Ancor più perché inedita, non sappiamo quale fedeltà,
quale attaccamento alla lettera di Eshkol avrà la trasposizione di
Moretti, ma in originale i tre nuclei familiari sono così composti: al
primo piano, il giovane Arnon, unito ad Ayelet, che teme la figlia Ofri
sia stata abusata dall’anziano vicino Hermann, malato di Alzheimer; al
secondo piano, Hani, madre di due bimbi e “vedova” dell’assente Assaf,
che non esita a ospitare il redivivo cognato Eviatar in fuga dai
creditori; al terzo, la giudice in pensione Dovra, che complice la
segreteria telefonica appartenuta al defunto marito cerca il figlio Arad
e la possibile espiazione. A parte la traduzione spiccia, quale sarà il
voltaggio dell’adattamento? Rimandi, echi e simmetrie nel corpus
morettiano non mancano, da La stanza del figlio a Pâté de bourgeois,
passando per La messa è finita.
Prodotto come i precedenti Mia
madre (2015) e Habemus Papam (2011) da Domenico Procacci per Fandango,
Tre piani – o quel che sarà: un titolo alternativo potrebbe essere La
mia strada – è in fase di preparazione avanzata: dalla ricerca della
location al casting, per cui il cinema Nuovo Sacher di Moretti aprirà il
13 e 27 ottobre alla selezione di bambine dai 5 ai 13 anni e di ragazze
dai 16 ai 18 anni.
Nulla più trapela, ma se la scelta di adattare
un testo altrui è ipso facto sorprendente, l’evoluzione artistica di
Nanni, che il 19 agosto scorso ha festeggiato 65 anni, appare del tutto
coerente. Nel 2006 s’è dedicato all’anamnesi politica del Paese con Il
Caimano, cinque anni più tardi con Habemus Papam ha saputo preconizzare
nell’abbandono di Michel Piccoli le dimissioni di Benedetto XVI: un
uno-due di ampio respiro, prospettiva globale, valore non negoziabile.

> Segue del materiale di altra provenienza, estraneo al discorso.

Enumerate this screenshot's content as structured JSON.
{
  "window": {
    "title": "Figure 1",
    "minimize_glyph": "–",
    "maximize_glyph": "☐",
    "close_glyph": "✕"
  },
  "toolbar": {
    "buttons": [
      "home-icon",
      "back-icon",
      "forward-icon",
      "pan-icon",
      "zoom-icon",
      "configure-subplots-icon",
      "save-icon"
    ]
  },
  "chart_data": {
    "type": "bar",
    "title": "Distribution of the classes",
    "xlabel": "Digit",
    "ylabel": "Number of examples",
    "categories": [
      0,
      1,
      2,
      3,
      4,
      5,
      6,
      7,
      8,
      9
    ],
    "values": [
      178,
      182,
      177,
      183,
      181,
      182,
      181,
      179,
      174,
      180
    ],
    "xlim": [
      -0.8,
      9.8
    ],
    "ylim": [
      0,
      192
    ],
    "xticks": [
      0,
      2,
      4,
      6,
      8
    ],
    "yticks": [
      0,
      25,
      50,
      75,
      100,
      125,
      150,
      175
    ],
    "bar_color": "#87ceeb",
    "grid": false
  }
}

Dopodiché ha sterzato nell’intimità familiare di Mia madre,
interpellando un’autobiografia immaginaria, senza reflussi nel
personalismo. Come farvi seguito, come sintetizzare pubblico e privato,
grande e piccolo se non ripartendo ex novo, accogliendo l’altro, leggi
una voce e una creatività differente, nel proprio cinema, correndo
perfino il rischio di fletterne l’autorialità?
Non può stupire,
assecondando questo desiderio di novità, che Moretti sia pronto a
portare in sala il 6 dicembre con Academy Two, e prima a chiudere il
36esimo Torino Film Festival, il quarto documentario della sua
filmografia: dopo Come parli frate? (1974), La cosa (1990) e Il diario
del caimano (2006), ecco Santiago, Italia. Targato Sacher Film, Le
Pacte, Storyboard Media e Rai Cinema, attraverso talking heads e
materiali d’archivio torna a ridosso del colpo di Stato dell’11
settembre 1973 in Cile che terminò il governo di Salvador Allende e
inquadra il ruolo dell’ambasciata italiana a Santiago, che diede rifugio
e quindi salvezza a centinaia di oppositori del regime di Pinochet.
L’Italia
in Cile e Tel Aviv a Roma, un import-export in cui Moretti sperimenta
un cosmopolitismo arioso e inaugura una dimensione da regista mai
praticata: orfano del soggettista che è stato, affrancato dal demiurgo
che s’è voluto e, vedremo se e in quale misura, in cerca di autore.